I have a problem when the loudness is assembled with rare, unsustainable materials – when the loudness is motivated by a desperate call for attention, from the designer and the consumer.

In departing from “the church of Dieter Rams” we’re also departing from the values which he embedded in all of his work. Namely a spiritual and emotional satisfaction which comes from a harmonious environment, and compassion and consideration for the impact our designs have on the world around us. Just go and have a gander at his famous 10 principles. Minimalism is not about striving for a soulless, sterile environment. It’s about striving for a balanced, compassionate environment without excess. It’s about design that’s good — as in design that emanates goodness, makes people feel good, inspires goodness, and does no harm when it’s manufactured or when it’s eventually discarded.

Minimalism is not about striving for a soulless, sterile environment. It’s about striving for a balanced, compassionate environment without excess.

They quote the lighting designer Jason Miller as saying, “When the only goal is minimalism, you eventually end up with nothing.” Come on, man. The goal of minimalism is to reduce to the bare essentials. So you’re left with only what’s needed to fulfil a purpose — and that isn’t a cry for cold pragmatism, emotional fulfilment is still an essential need. Anything more than what’s essential is excessive, by definition. So, the statement should be: “When the only goal is minimalism, you eventually end up with exactly what you need, and nothing more.”

Anything more than what’s essential is excessive, by definition.

They also mention how intricate designs are coming back, not for a renewed appreciation for some craft, but because modern machinery allows it. Novelty. Not solving any new problems with the new capability, but catering to the whims of trend sheep.
To the credit of the author, they did slip in a few perfunctory paragraphs at the end acknowledging the potential harm of the maximalist ideology. But I don’t think this is enough. That last-minute hedging makes the article a bit wishy-washy.
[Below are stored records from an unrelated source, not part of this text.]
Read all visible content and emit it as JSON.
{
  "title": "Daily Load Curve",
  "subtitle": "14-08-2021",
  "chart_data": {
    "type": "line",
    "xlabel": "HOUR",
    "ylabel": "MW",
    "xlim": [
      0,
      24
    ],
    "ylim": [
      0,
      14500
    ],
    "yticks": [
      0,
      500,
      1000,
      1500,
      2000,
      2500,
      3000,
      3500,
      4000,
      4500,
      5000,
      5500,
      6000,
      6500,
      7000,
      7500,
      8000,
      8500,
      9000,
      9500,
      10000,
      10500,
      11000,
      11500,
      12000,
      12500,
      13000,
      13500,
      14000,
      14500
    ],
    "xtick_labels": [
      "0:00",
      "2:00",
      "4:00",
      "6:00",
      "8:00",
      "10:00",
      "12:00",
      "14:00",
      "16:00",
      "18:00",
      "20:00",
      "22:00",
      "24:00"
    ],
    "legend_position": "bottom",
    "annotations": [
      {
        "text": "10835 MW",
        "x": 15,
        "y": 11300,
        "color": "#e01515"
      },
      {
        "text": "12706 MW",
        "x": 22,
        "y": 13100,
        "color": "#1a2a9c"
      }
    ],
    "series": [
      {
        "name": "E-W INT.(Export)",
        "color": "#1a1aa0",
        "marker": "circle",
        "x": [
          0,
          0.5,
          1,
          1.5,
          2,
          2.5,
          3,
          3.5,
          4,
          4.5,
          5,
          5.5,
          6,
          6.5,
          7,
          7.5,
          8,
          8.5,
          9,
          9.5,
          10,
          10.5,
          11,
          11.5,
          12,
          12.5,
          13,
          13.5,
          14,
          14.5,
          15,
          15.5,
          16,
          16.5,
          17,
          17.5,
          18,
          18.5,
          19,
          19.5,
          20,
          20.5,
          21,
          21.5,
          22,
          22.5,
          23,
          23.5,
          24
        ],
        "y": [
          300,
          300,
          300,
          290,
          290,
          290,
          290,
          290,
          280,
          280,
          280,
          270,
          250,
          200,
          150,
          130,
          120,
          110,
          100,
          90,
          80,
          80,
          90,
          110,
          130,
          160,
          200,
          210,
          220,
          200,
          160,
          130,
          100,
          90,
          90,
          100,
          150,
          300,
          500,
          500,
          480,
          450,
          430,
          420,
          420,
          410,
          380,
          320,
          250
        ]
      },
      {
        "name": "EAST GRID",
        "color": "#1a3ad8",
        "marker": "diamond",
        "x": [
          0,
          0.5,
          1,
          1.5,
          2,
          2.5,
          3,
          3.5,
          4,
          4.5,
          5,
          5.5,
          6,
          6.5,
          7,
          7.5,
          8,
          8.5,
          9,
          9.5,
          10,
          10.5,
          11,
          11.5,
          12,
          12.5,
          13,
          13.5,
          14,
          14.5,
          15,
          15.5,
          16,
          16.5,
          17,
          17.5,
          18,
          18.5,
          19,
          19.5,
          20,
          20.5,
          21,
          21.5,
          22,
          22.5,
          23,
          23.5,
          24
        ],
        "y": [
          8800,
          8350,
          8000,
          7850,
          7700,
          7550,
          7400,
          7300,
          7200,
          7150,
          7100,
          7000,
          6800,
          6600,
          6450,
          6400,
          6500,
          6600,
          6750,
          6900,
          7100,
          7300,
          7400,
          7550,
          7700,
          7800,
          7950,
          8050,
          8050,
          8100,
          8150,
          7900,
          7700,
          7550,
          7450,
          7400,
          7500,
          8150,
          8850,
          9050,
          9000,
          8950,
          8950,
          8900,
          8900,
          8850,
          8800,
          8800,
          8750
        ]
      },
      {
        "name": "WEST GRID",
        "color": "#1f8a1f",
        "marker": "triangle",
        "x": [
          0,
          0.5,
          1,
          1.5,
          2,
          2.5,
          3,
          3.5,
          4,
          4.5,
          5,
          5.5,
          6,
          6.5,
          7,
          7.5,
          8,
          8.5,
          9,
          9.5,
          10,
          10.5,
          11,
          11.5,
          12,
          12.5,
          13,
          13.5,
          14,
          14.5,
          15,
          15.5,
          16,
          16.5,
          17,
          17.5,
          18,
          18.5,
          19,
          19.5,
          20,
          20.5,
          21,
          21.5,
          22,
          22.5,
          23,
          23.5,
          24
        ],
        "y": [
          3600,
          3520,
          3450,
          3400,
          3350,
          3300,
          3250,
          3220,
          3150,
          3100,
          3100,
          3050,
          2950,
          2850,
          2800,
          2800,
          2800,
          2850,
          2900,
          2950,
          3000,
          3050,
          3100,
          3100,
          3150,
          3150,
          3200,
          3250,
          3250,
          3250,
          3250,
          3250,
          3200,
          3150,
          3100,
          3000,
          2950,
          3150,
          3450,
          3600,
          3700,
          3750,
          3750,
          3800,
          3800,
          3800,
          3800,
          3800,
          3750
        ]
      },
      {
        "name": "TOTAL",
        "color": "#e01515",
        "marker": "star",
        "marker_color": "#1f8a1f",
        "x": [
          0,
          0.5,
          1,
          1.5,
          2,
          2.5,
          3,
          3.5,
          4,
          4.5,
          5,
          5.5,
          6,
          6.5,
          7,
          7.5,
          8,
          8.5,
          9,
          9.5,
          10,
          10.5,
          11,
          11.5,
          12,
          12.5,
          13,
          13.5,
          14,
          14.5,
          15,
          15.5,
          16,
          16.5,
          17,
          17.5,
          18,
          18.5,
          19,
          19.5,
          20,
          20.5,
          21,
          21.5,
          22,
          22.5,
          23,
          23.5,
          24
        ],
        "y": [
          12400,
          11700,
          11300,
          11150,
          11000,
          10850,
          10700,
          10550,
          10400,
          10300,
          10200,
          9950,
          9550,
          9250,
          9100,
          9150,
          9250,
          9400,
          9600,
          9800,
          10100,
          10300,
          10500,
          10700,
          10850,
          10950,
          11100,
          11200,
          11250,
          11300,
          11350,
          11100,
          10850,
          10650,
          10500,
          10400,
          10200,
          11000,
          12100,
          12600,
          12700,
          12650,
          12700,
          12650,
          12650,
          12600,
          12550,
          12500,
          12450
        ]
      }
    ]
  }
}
To make it worse, it ends in an opinion: “…right now, I’m glad to see modern design embrace its expressive side.” If it was an opinion piece, it should have been clearly labelled as that.

The objects we surround ourselves with should be physical reminders of what’s really important in this life, not overstimulating distractions.

On the whole, it was an article overwhelmingly in praise of the excess consumerism of which ‘maximalism’ is but a symptom. Let’s step back for a bit and contemplate what the rise of maximalism means, instead of blindly embracing it because it makes us feel good by stimulating and distracting us. The objects we surround ourselves with should be physical reminders of what’s really important in this life, not overstimulating distractions.